Left to right, Judge Grover Sellers, Hazel Sellers, Larry & Velda Booker, Becky
Booker, and Buck Booker, with a registered Jersey heifer that Sellers presented
to Texas Governor John Connally. Connally donated the heifer back to Buck
and instructed him "to go home and raise more Jerseys and make more milk!"
The photo appeared on the cover of the American Jersey Cattle Club magazine.
"My grandparents and parents instilled in us a love and pride for Hopkins County and the dairy industry, that was such a vital part of the area," expressed Linda Bennett. "And, being named 1962 Dairy Festival Queen made me realize that I was part of something that was much, much bigger than I was!"

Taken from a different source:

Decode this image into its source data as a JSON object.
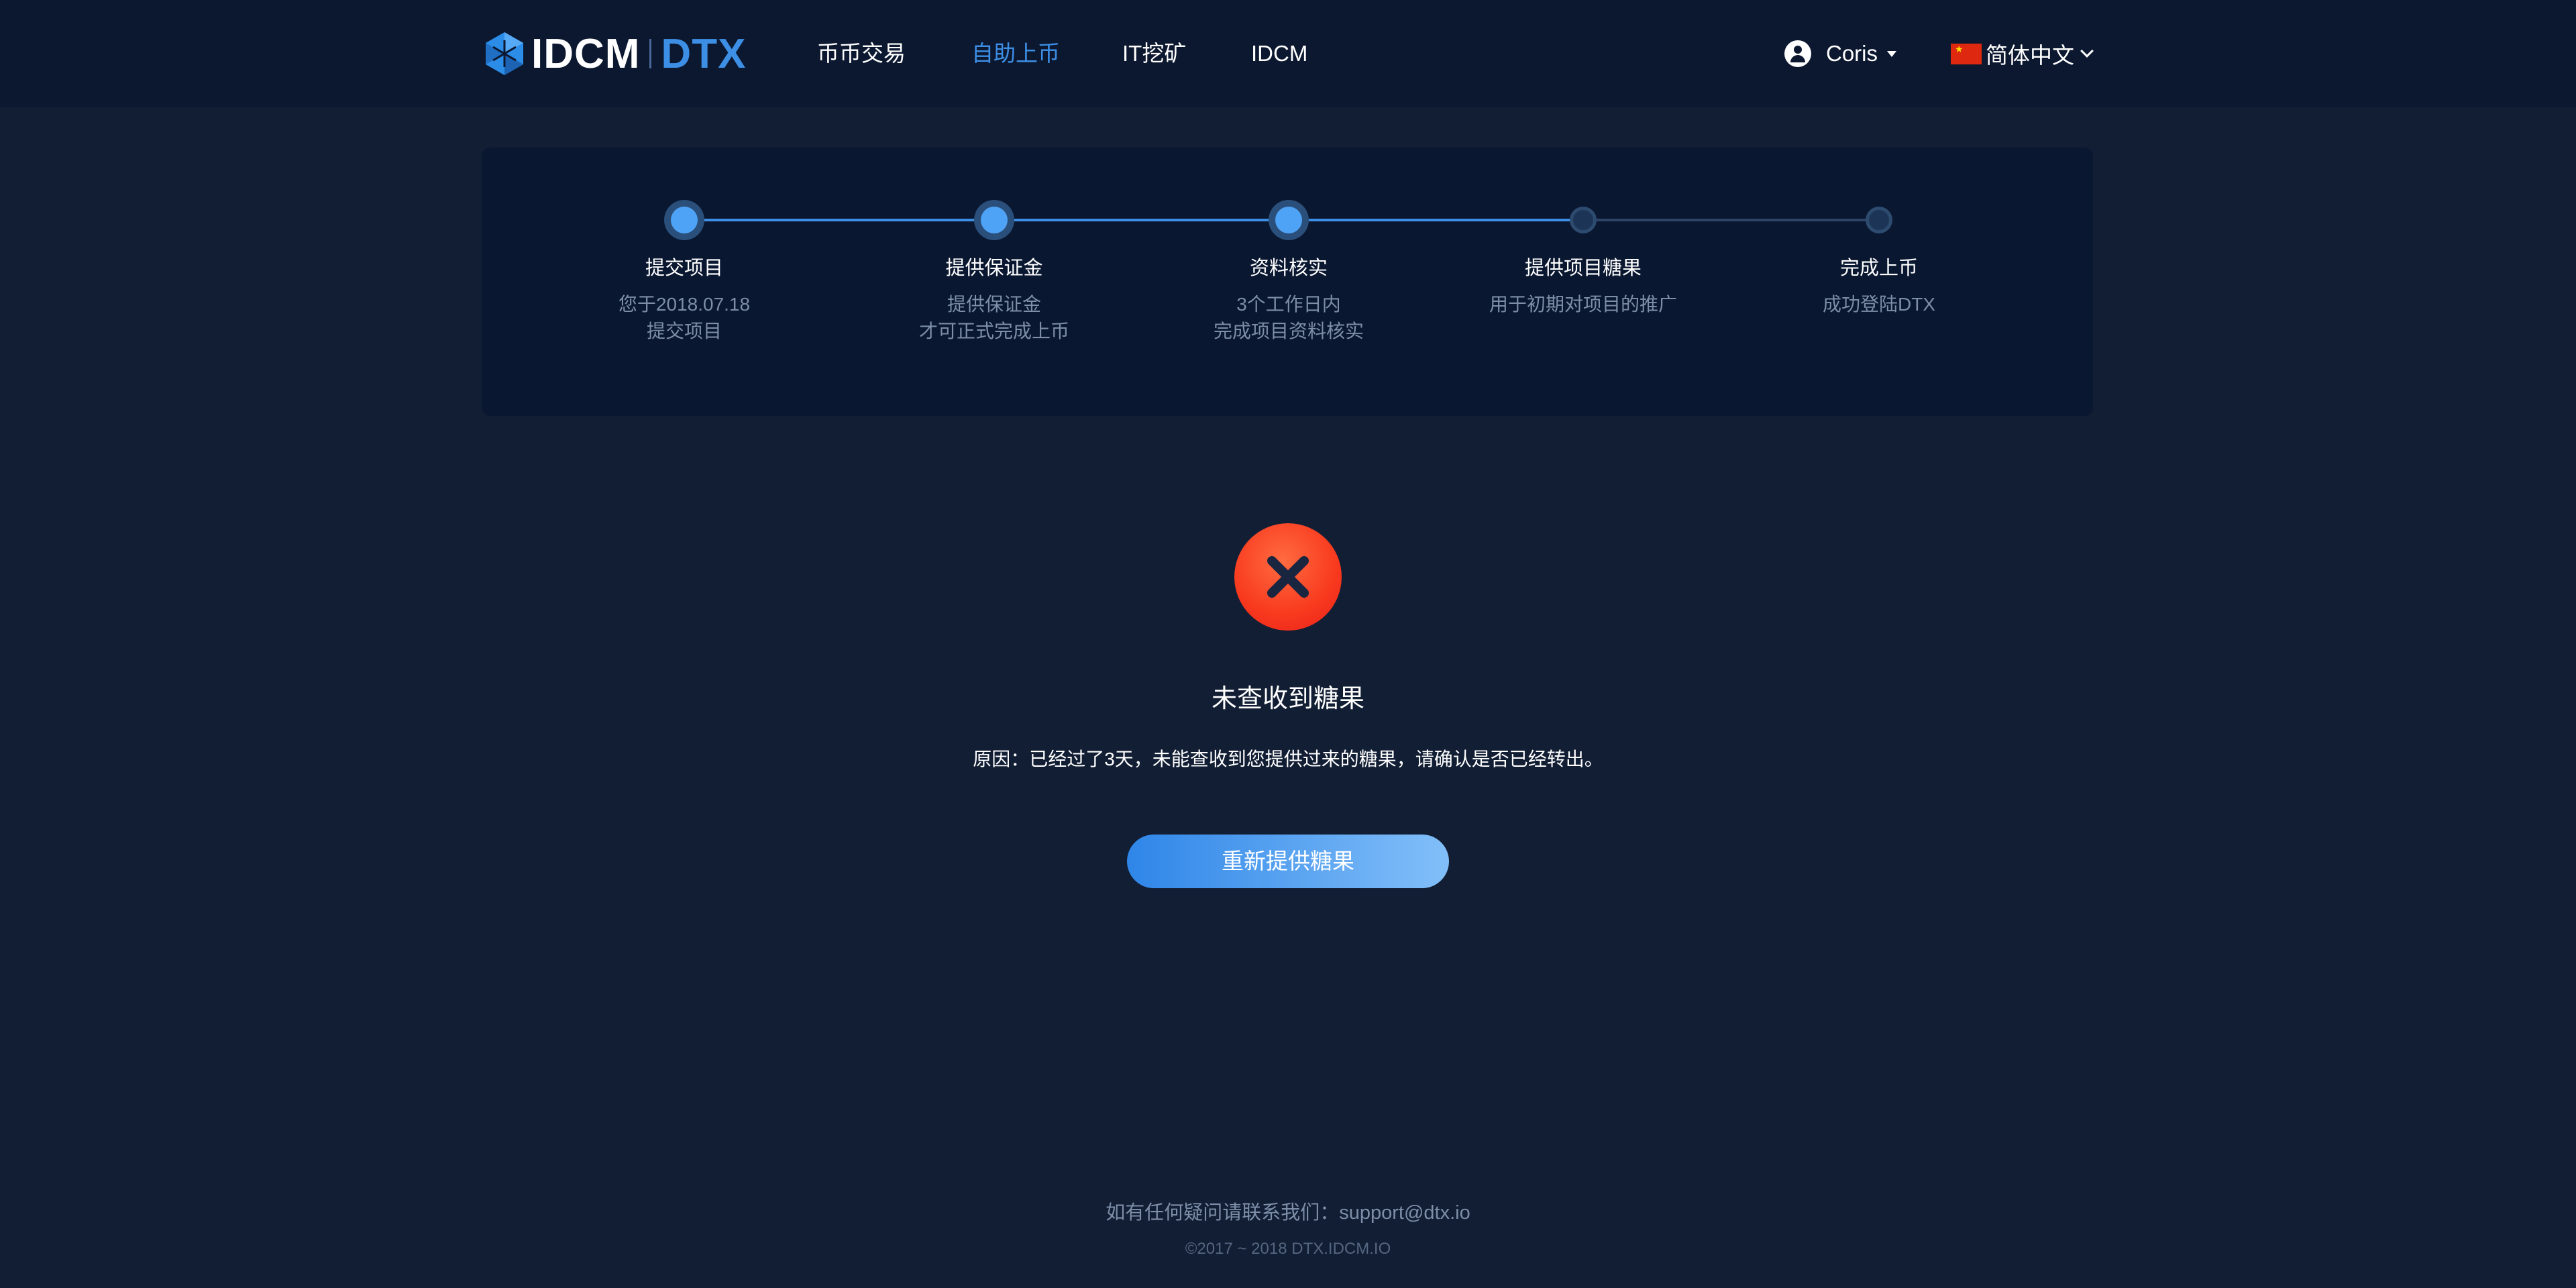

"My favorite part of the entire Dairy Festival experience was meeting and visiting with people all across Hopkins County when my parents and grandparents drove me around to sell tickets for the pagent," continued Bennett. "I was sixteen years old and I remember going to the Queen's Ball, following being named Dairy Festival Queen. The very next day I was taken to the Haskell Spencer Dairy Farm and to the Carnation Milk Plant where tours were conducted for the public. Then, I went and served milk at the dispensing station near I-30!"
1962 Hopkins County Dairy Festival Queen Linda Booker, as she prepared to
relinquish her crown to her predecessor in 1963.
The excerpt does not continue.